Will look on Monday 


More than likely the link and chart above is what I will find


Which edition of 13 would you like


----------



## steveray (Jul 17, 2017)

I "know" it is there for detectors, not sure on sprinklers....


----------



## cda (Jul 17, 2017)

In the 2016 NFPA 13

Check section 8.3.2.4 and 8.3.2.5 with tables

And one option in some cases is to change the sprinkler temp to higher level


----------



## Paul Sweet (Jul 17, 2017)

I can see the need to locate a smoke detector a distance from a return grille, because the grille might pull air away from the detector.

A return grille is pulling room temperature air, so I don't see how it would affect sprinkler operation.


----------



## tmurray (Jul 17, 2017)

cda said:


> In the 2016 NFPA 13
> 
> Check section 8.3.2.4 and 8.3.2.5 with tables
> 
> And one option in some cases is to change the sprinkler temp to higher level


 That's for diffusers though. I'm not finding anything about return air openings...It makes sense you would want to locate them away to ensure that the heat is not being pulled from the area and preventing the sprinkler from discharging until the fire has increased in size beyond where a single head will be able to contain...


----------



## cda (Jul 17, 2017)

I guess I should read each word.

Will look again, but have not heard of a distance requirement for return air.

Unless there is a tremendous velocity, I am thinking the heat plume will activate the sprinkler, even with the hvac going


----------



## tmurray (Jul 17, 2017)

Probably. I'm just worried about the buoyancy of the hotter air being the one that gets removed first and is replaced by cooler air around the head.


----------



## cda (Jul 17, 2017)

If there is enough fire to activate the sprinkler,

There is enough fire to activate the sprinkler.

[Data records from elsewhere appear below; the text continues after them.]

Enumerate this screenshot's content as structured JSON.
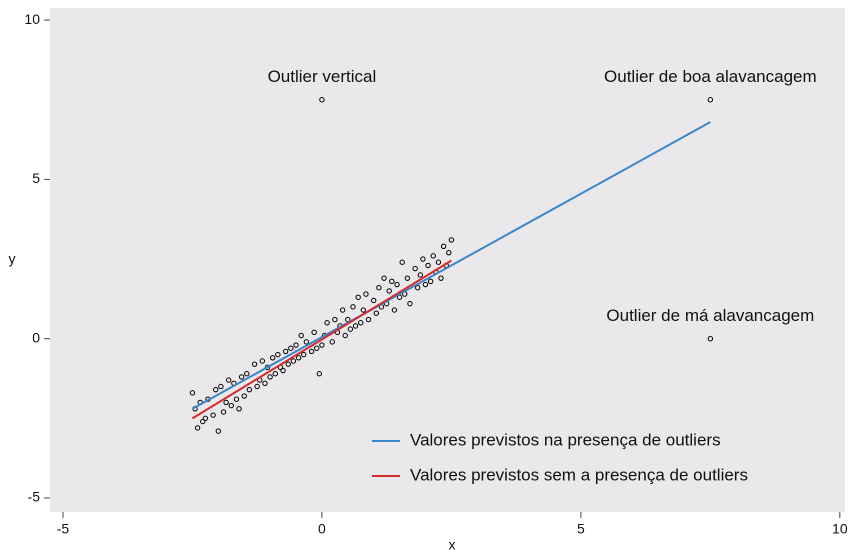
{
  "chart_data": {
    "type": "scatter",
    "x_label": "x",
    "y_label": "y",
    "xlim": [
      -5.25,
      10.1
    ],
    "ylim": [
      -5.44,
      10.38
    ],
    "xticks": [
      -5,
      0,
      5,
      10
    ],
    "yticks": [
      -5,
      0,
      5,
      10
    ],
    "grid": false,
    "legend": "lower right",
    "points": {
      "color": "#000000",
      "x": [
        -2.5,
        -2.45,
        -2.4,
        -2.35,
        -2.3,
        -2.25,
        -2.2,
        -2.1,
        -2.05,
        -2.0,
        -1.95,
        -1.9,
        -1.85,
        -1.8,
        -1.75,
        -1.7,
        -1.65,
        -1.6,
        -1.55,
        -1.5,
        -1.45,
        -1.4,
        -1.3,
        -1.25,
        -1.2,
        -1.15,
        -1.1,
        -1.05,
        -1.0,
        -0.95,
        -0.9,
        -0.85,
        -0.8,
        -0.75,
        -0.7,
        -0.65,
        -0.6,
        -0.55,
        -0.5,
        -0.45,
        -0.4,
        -0.35,
        -0.3,
        -0.2,
        -0.15,
        -0.1,
        -0.05,
        0,
        0.05,
        0.1,
        0.2,
        0.25,
        0.3,
        0.35,
        0.4,
        0.45,
        0.5,
        0.55,
        0.6,
        0.65,
        0.7,
        0.75,
        0.8,
        0.85,
        0.9,
        1.0,
        1.05,
        1.1,
        1.15,
        1.2,
        1.25,
        1.3,
        1.35,
        1.4,
        1.45,
        1.5,
        1.55,
        1.6,
        1.65,
        1.7,
        1.8,
        1.85,
        1.9,
        1.95,
        2.0,
        2.05,
        2.1,
        2.15,
        2.2,
        2.25,
        2.3,
        2.35,
        2.4,
        2.45,
        2.5
      ],
      "values": [
        -1.7,
        -2.2,
        -2.8,
        -2.0,
        -2.6,
        -2.5,
        -1.9,
        -2.4,
        -1.6,
        -2.9,
        -1.5,
        -2.3,
        -2.0,
        -1.3,
        -2.1,
        -1.4,
        -1.9,
        -2.2,
        -1.2,
        -1.8,
        -1.1,
        -1.6,
        -0.8,
        -1.5,
        -1.3,
        -0.7,
        -1.4,
        -0.9,
        -1.2,
        -0.6,
        -1.1,
        -0.5,
        -0.9,
        -1.0,
        -0.4,
        -0.8,
        -0.3,
        -0.7,
        -0.2,
        -0.6,
        0.1,
        -0.5,
        -0.1,
        -0.4,
        0.2,
        -0.3,
        -1.1,
        -0.2,
        0.1,
        0.5,
        -0.1,
        0.6,
        0.2,
        0.4,
        0.9,
        0.1,
        0.6,
        0.3,
        1.0,
        0.4,
        1.3,
        0.5,
        0.9,
        1.4,
        0.6,
        1.2,
        0.8,
        1.6,
        1.0,
        1.9,
        1.1,
        1.5,
        1.8,
        0.9,
        1.7,
        1.3,
        2.4,
        1.4,
        1.9,
        1.1,
        2.2,
        1.6,
        2.0,
        2.5,
        1.7,
        2.3,
        1.8,
        2.6,
        2.1,
        2.4,
        1.9,
        2.9,
        2.3,
        2.7,
        3.1
      ]
    },
    "series": [
      {
        "type": "line",
        "name": "Valores previstos na presença de outliers",
        "color": "#3a86c8",
        "x": [
          -2.5,
          7.5
        ],
        "values": [
          -2.2,
          6.8
        ]
      },
      {
        "type": "line",
        "name": "Valores previstos sem a presença de outliers",
        "color": "#d62a2a",
        "x": [
          -2.5,
          2.5
        ],
        "values": [
          -2.5,
          2.45
        ]
      }
    ],
    "annotations": [
      {
        "text": "Outlier vertical",
        "x": 0,
        "y": 7.5
      },
      {
        "text": "Outlier de boa alavancagem",
        "x": 7.5,
        "y": 7.5
      },
      {
        "text": "Outlier de má alavancagem",
        "x": 7.5,
        "y": 0
      }
    ]
  }
}
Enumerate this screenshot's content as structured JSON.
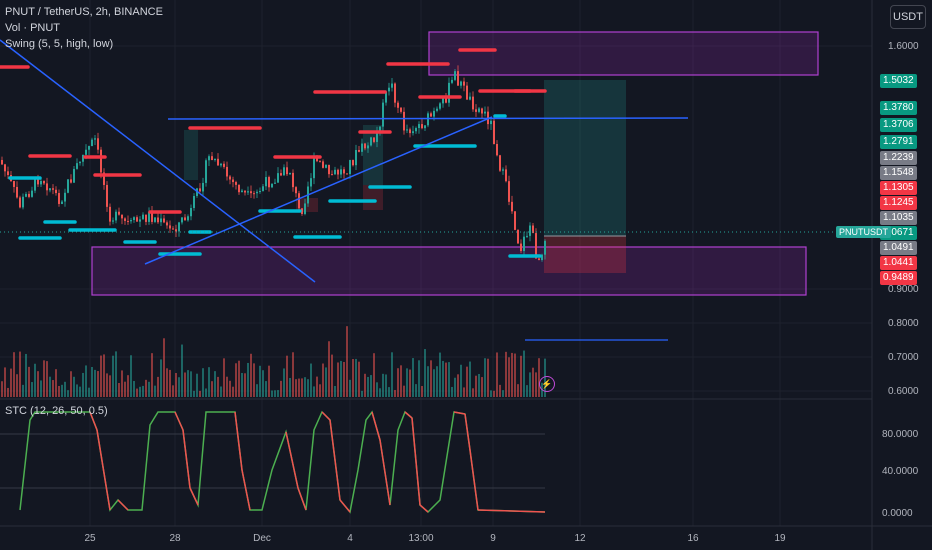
{
  "header": {
    "title": "PNUT / TetherUS, 2h, BINANCE",
    "vol_label": "Vol · PNUT",
    "swing_label": "Swing (5, 5, high, low)",
    "currency": "USDT"
  },
  "stc": {
    "label": "STC (12, 26, 50, 0.5)",
    "ticks": [
      "80.0000",
      "40.0000",
      "0.0000"
    ]
  },
  "price_axis": {
    "ticks": [
      "1.6000",
      "0.9000",
      "0.8000",
      "0.7000",
      "0.6000"
    ],
    "badges": [
      {
        "label": "1.5032",
        "color": "#089981"
      },
      {
        "label": "1.3780",
        "color": "#089981"
      },
      {
        "label": "1.3706",
        "color": "#089981"
      },
      {
        "label": "1.2791",
        "color": "#089981"
      },
      {
        "label": "1.2239",
        "color": "#787b86"
      },
      {
        "label": "1.1548",
        "color": "#787b86"
      },
      {
        "label": "1.1305",
        "color": "#f23645"
      },
      {
        "label": "1.1245",
        "color": "#f23645"
      },
      {
        "label": "1.1035",
        "color": "#787b86"
      },
      {
        "label": "1.0671",
        "color": "#089981"
      },
      {
        "label": "1.0491",
        "color": "#787b86"
      },
      {
        "label": "1.0441",
        "color": "#f23645"
      },
      {
        "label": "0.9489",
        "color": "#f23645"
      }
    ],
    "symbol_tag": "PNUTUSDT"
  },
  "time_axis": {
    "ticks": [
      "25",
      "28",
      "Dec",
      "4",
      "13:00",
      "9",
      "12",
      "16",
      "19"
    ]
  },
  "colors": {
    "up": "#26a69a",
    "down": "#ef5350",
    "trend": "#2962ff",
    "zone": "#9c27b0",
    "swing_high": "#f23645",
    "swing_low": "#00bcd4"
  }
}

Plus you also get into spacing, there may be a sprinkler nearby that might activate, if the return air is messing things up.


----------



## tmurray (Jul 17, 2017)

As with sprinkler jumping, would you not have portions of the fire potentially outside of the spray of the head in this scenario? Isn't this why there are minimum head spacings? Not being sarcastic, I'm honestly asking. I know enough about NFPA 13 to be dangerous, not helpful.


----------



## cda (Jul 17, 2017)

I would say minimum is so one does not spray on another, depending where you apply minimum

Such as four inch minimum away from a wall

I do not think return air vents are normally a problem


----------



## Pcinspector1 (Jul 18, 2017)

TABLE 8.3.2.5 (C) Front of wall-mounted hot air diffusers 36".


----------



## steveray (Jul 18, 2017)

That table is only residential


----------